Arte, cultura e tradizioni

Le 'Osmize' dell'altopiano del Carso

Con le osmize si entra nel mondo della degustazione dei sapori tipici del Carso triestino; la parola osmiza o osmizza (in lingua slovena osmica) deriva infatti da quella slava ose (otto) che indica il numero di giorni in cui i contadini potevano vendere i propri prodotti derivanti dall'agricoltura e dall'allevamento; il frutto del lavoro della terra quindi oltre al vino oggi anche i salumi, i formaggi, il prosciutto crudo carsolino tagliato a mano, la porcina con il cren, le fettine d'arrosto, le uova, il pane fatto in casa e a volte anche l'olio, le verdure e gli ortaggi.

Secondo gli storici questa istituzione fu opera di Carlo Magno che, per mezzo di un'ordinanza, diede il permesso a tutti i vignaioli dell'impero di poter vendere il vino direttamente dalla loro casa o cantina. Indicando l'esercizio attraverso l'applicazione di una "frasca" qualche metro prima dello stesso. Esistono dei documenti che provano l'esistenza delle osmize (od osmizze) durante il Medioevo; uno di questi risale al 1430 e segnala che i contadini di Prosecco presso Trieste dichiaravano di poter vendere il loro vino sfuso rimanendo esenti da dazi.
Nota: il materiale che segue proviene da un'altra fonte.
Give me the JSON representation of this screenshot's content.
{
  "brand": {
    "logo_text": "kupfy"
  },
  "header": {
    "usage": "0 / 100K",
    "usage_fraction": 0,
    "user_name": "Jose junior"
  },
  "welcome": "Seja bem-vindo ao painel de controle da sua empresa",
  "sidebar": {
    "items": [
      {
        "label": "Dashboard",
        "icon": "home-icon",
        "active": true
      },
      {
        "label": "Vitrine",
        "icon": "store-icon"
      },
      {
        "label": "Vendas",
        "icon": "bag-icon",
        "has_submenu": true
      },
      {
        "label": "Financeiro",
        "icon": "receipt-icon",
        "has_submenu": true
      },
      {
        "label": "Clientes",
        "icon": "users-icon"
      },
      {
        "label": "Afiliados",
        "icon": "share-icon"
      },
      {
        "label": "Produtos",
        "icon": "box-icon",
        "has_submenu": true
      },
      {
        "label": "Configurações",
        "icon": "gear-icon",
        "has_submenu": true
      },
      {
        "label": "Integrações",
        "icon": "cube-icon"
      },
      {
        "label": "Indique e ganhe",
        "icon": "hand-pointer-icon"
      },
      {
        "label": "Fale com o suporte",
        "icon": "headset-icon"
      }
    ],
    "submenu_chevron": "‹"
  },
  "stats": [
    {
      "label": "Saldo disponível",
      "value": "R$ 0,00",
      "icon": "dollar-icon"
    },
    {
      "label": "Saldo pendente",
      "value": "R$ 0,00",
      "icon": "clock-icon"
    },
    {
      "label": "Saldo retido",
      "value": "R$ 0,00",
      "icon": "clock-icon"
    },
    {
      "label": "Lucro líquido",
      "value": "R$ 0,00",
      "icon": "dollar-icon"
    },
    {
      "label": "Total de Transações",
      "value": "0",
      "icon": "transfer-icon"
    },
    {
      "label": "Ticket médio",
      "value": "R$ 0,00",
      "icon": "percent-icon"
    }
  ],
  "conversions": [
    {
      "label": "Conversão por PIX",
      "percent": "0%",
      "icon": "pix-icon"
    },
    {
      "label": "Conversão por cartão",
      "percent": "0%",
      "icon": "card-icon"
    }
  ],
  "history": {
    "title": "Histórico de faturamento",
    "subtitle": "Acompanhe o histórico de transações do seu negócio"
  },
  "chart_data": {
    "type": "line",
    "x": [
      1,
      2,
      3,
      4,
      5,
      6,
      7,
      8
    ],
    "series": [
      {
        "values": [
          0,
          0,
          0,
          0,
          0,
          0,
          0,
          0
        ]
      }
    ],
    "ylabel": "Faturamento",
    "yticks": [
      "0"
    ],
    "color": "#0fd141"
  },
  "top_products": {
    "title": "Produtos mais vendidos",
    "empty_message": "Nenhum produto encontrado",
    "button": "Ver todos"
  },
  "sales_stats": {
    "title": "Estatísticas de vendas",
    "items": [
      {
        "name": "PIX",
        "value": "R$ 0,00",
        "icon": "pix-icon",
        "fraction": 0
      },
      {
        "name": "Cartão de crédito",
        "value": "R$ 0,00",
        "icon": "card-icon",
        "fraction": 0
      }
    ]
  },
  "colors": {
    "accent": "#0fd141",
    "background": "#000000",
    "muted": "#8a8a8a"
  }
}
Anche durante il periodo dell'imperatrice Maria Teresa d'Austria verso la fine del '700 i contadini del Carso avevano la possibilità di vendere vino e generi alimentari al pubblico a patto che la produzione fosse la loro. La vendita era consentita solamente per otto giorni consecutivi per tutta la durata dell'anno; osmiza segna precisamente la durata temporale della concessione e i proprietari potevano scegliere in libertà orari e prezzi.


Nella foto: carne al cren (Armoracia rusticana, conosciuta anche con il nome di rafano rustico, rafano tedesco o barbaforte).